„Erfolgskette Disposition“ führen wir für sich alleine oder als Kettenglied im „Erfolgskette Masterplan“ mit Ihnen zum optimalen Erfolg
Disposition
Im laufenden Tagesgeschäft hat der Dispositionsprozess die Aufgabe, die Bedarfs- und Absatzplanung [auch Primärbedarfe genannt] in realisierbare Beschaffungsaufträge für Handelswaren und realistisch ausführbare Fertigungsaufträge für Eigenfertigungsteile zu transformieren.

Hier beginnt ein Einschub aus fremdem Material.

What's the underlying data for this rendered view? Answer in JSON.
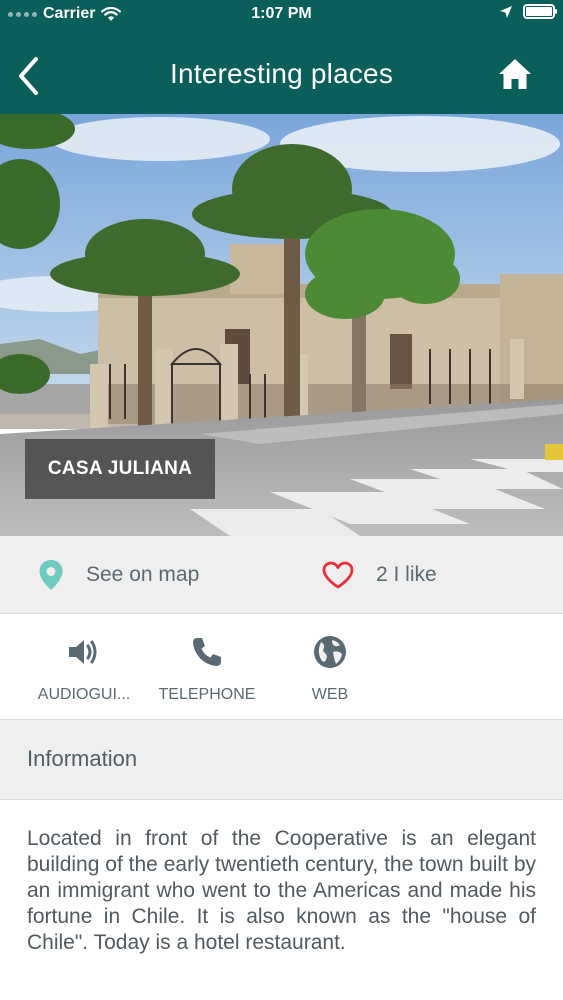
{
  "status_bar": {
    "carrier": "Carrier",
    "time": "1:07 PM",
    "battery_level": 1.0
  },
  "nav": {
    "title": "Interesting places",
    "back_icon": "chevron-left-icon",
    "home_icon": "home-icon"
  },
  "hero": {
    "place_name": "CASA JULIANA"
  },
  "actions": {
    "map_label": "See on map",
    "map_icon": "map-pin-icon",
    "like_label": "2 I like",
    "like_icon": "heart-icon"
  },
  "options": [
    {
      "label": "AUDIOGUI...",
      "icon": "speaker-icon"
    },
    {
      "label": "TELEPHONE",
      "icon": "phone-icon"
    },
    {
      "label": "WEB",
      "icon": "globe-icon"
    }
  ],
  "info": {
    "heading": "Information",
    "body": "Located in front of the Cooperative is an elegant building of the early twentieth century, the town built by an immigrant who went to the Americas and made his fortune in Chile. It is also known as the \"house of Chile\". Today is a hotel restaurant."
  },
  "colors": {
    "header": "#0b5f5a",
    "pin": "#6fcac0",
    "heart": "#e8303a",
    "text": "#5a6a73"
  }
}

Disposition bedeutet in diesem Zusammenhang, die konkrete Zuweisung von internen und externen Aufträgen an die leistenden Prozesse sowie die Materialströme und Warenbestände so zu lenken, dass alle Aufträge zu minimalen Kosten zum gewünschten Liefertermin zuverlässig ausgeliefert werden können.
Der Warenbestand umfasst den mengen- oder wertmäßigen Bestand an Roh-, Hilfs- und Betriebsstoffen [RHB-Stoffe], an fertigen und unfertigen Erzeugnissen sowie an Handelswaren. Im Bereich der Dienstleistungen wird der Begriff Disposition analog verwendet.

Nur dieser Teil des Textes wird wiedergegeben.